Dusters

KarmaChameleon1337

Avid Member
I know you all are going to be mad but I haven't been able to use any dusters for the entire seven months I've had my cham... there are NONE at ANY of the pet stores near me. Can you help me find a site?
 
Wow no supps for 7 months? Are there any health problems with your chams? Your gutload must be really great and they must be getting a lot of sunlight. Yes lllreptile is great for all reptile supplies.
 
why did you wait 7 months to ask us now??? I think everyone knows that things can be ordered online if stores in our areas do not carry what we are looking for.
 
I went back to my pet stores and apparently one was so ticked at me coming so often asking for this that they ordered it.. I got some Flukers calcium with vitamin D3, is this the right one? Phosporous free.
 
you need calcium w.o d3 for every feeding
calcium with d3 for 2x a month
and a multivitamin for 2x a month
 
More specifically, you need:
1 phosphorous-free calcium, with NO vitamin D3
1 phosphorous-free calcium, with vitamin D3
1 multivitamin

Make sure the calcium is phosphorous free. Crickets have a high ratio of phos:calcium so you need to dust with something that has more calcium to better that ratio.

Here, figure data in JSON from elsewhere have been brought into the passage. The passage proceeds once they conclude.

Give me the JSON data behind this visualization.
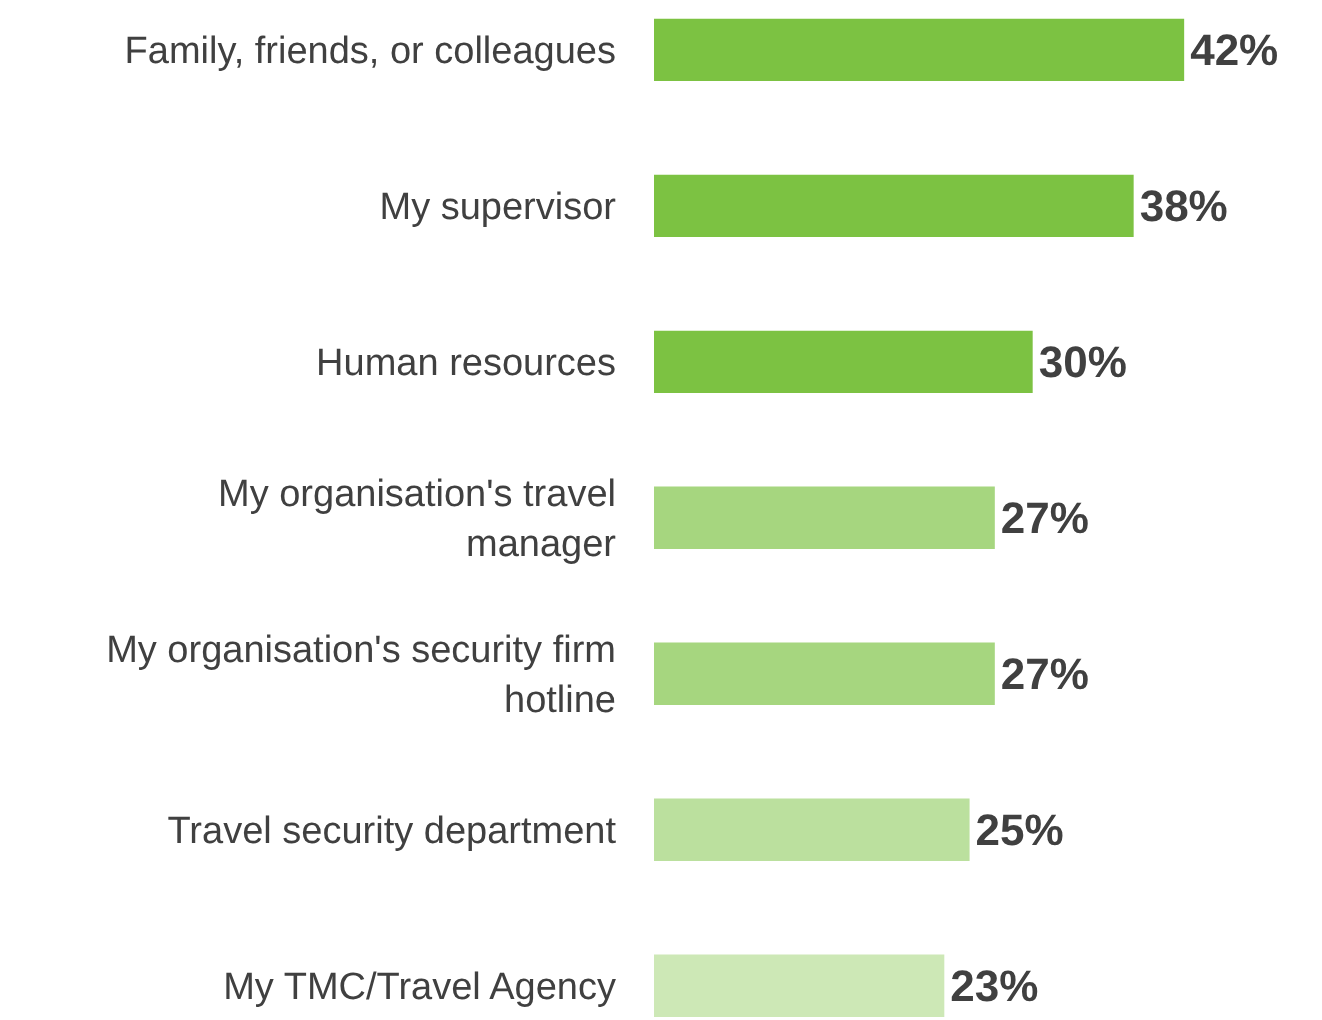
{
  "chart_data": {
    "type": "bar",
    "orientation": "horizontal",
    "categories": [
      "Family, friends, or colleagues",
      "My supervisor",
      "Human resources",
      "My organisation's travel\nmanager",
      "My organisation's security firm\nhotline",
      "Travel security department",
      "My TMC/Travel Agency"
    ],
    "values": [
      42,
      38,
      30,
      27,
      27,
      25,
      23
    ],
    "colors": [
      "#7cc242",
      "#7cc242",
      "#7cc242",
      "#a6d67f",
      "#a6d67f",
      "#bbe09e",
      "#cde8b6"
    ],
    "value_labels": [
      "42%",
      "38%",
      "30%",
      "27%",
      "27%",
      "25%",
      "23%"
    ],
    "legend": false
  }
}
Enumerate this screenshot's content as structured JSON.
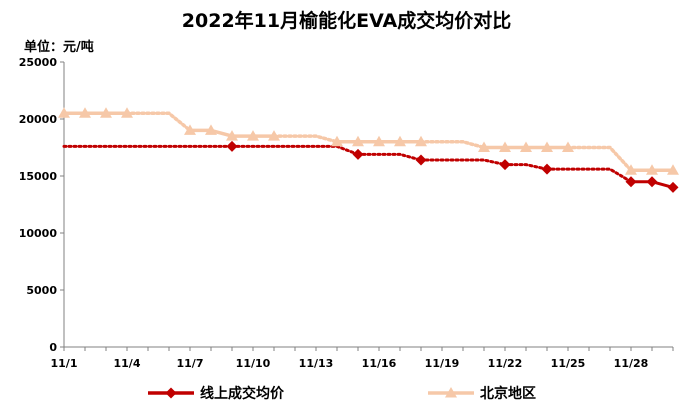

Now, don't freak out and overdose your chameleon when you get your supplements. Too much too soon will probably be a shock to the system. Remember to dust lightly (don't make the insects into ghosts) and get on the schedule and everything will be better. If you want, order in some butterworms that have high calcium and add those to the diet. It'll provide more natural calcium.
 
Here's some information I hope will help you with things like supplements, gutloading, etc.
Appropriate cage temperatures aid in digestion and thus play a part indirectly in nutrient absorption.

Exposure to UVB from either direct sunlight or a proper UVB light allows the chameleon to produce D3 so that it can use the calcium in its system to make/keep the bones strong and be used in other systems in the chameleon as well. The UVB should not pass through glass or plastic no matter whether its from the sun or the UVB light. The most often recommended UVB light is the long linear fluorescent Repti-sun 5.0 tube light. Some of the compacts, spirals and tube lights have caused health issues, but so far there have been no bad reports against this one.

A wide variety of insects that have been well fed and gutloaded should be fed to it. At that size you only need to feed it every two or three days. Feed it enough that it doesn't get fat (and, of course, doesn't get thin either).

Since many of the feeder insects we use in captivity have a poor ratio of calcium to phosphorus in them, its important to dust the insects just before you feed them to the chameleon at most feedings with a phos.-free calcium powder to help make up for it. (I use Rep-cal phosphorus-free calcium).

If you also dust twice a month with a phos.-free calcium/D3 powder it will ensure that your chameleon gets some D3 without overdoing it. It leaves the chameleon to produce the rest of what it needs through its exposure to the UVB light. D3 from supplements can build up in the system but D3 produced from exposure to UVB shouldn't as long as the chameleon can move in and out of it. (I use Rep-cal phos.-free calcium/D3).

Dusting twice a month as well with a vitamin powder that contains a beta carotene (prOformed) source of vitamin A will ensure that the chameleon gets some vitamins without the danger of overdosing the vitamin A. PrEformed sources of vitamin A can build up in the system and may prevent the D3 from doing its job and push the chameleon towards MBD. However, there is controversy as to whether all/any chameleons can convert the beta carotene and so some people give some prEformed vitamin A once in a while. (I use herptivite which has beta carotene.)

Gutloading/feeding the insects well helps to provide what the chameleon needs. I gutload crickets, roaches, locusts, superworms, etc. with an assortment of greens (dandelions, kale, collards, endive, escarole, mustard greens, etc.) and veggies (carrots, squash, sweet potato, sweet red pepper, zucchini, etc.)

Calcium, phos., D3 and vitamin A are important players in bone health and other systems in the chameleon (muscles, etc.) and they need to be in balance. When trying to balance them, you need to look at the supplements, what you feed the insects and what you feed the chameleon.

Here are some good sites for you to read too...
http://chameleonnews.com/07FebWheelock.html
http://web.archive.org/web/200605020...Vitamin.A.html
http://web.archive.org/web/200406080...d.Calcium.html
http://www.uvguide.co.uk/
http://web.archive.org/web/200601140...ww.adcham.com/
If you can't access the sites above that have the word "archive" in you can do it through the WayBackMachine.